Pub Date: June 26th, 1933
Publisher: Farrar & Rinehart

A tremendous book -- physically and intellectually, if that is the proper word to use there. A canvas that covers Europe and America from the troubled days preceding the French Revolution through the Napoleonic period and the readjustments following the Louisiana Purchase in America. And each ""act"" has all the properties intact, costumes, stage sets, incidental music. What a wealth of material for several books is here and why did the author try to combine it into one man's life-time? One starts out with a feeling that here is Dumas come to life. At times there is a bit of James Joyce intermingled, rather incongruously. Again, though not often, it becomes somewhat didactic.
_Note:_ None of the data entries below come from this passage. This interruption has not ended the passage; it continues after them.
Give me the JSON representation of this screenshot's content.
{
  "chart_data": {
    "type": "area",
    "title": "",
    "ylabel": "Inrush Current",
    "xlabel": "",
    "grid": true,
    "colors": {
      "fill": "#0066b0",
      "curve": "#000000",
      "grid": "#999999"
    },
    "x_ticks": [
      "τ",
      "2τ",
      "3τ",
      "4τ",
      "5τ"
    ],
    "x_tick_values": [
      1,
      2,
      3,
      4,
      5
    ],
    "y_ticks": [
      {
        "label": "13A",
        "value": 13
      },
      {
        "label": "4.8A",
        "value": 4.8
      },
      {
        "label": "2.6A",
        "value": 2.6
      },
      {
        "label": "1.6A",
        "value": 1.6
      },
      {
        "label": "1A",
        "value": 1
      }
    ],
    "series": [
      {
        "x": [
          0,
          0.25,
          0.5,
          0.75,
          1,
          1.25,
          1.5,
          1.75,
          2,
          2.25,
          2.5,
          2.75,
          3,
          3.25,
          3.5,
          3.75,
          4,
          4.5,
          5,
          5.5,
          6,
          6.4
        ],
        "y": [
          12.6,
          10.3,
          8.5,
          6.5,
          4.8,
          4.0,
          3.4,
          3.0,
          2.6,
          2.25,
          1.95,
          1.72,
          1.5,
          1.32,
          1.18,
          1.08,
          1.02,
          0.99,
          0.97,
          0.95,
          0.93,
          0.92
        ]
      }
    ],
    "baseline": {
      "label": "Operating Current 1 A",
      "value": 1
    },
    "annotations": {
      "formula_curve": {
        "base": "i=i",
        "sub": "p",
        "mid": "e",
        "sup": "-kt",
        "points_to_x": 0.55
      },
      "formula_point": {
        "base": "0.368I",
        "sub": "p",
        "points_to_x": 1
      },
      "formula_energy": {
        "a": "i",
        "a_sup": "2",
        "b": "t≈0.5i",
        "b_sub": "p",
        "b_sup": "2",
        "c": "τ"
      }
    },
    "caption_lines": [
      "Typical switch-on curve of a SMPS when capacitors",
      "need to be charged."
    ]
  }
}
Anthony Adverse is the name given a child who had been left at the gates of a convent, who has been brought up by the nuns, with the help of the father confessor, and who is finally apprenticed to a rich merchant, a Britisher of Jacobite leanings, exiled to Italy. The new master turns out to be the grandfather -- who had been left in ignorance of the facts of his daughter's death and of the birth of her bastard child. The long arm of coincidence plays too important a part throughout Anthony's career, which is a colorful one, carrying him to the height of success, social and financial, and to the depths of depravity. The story is too long, and not big enough in fundamentals to warrant its length.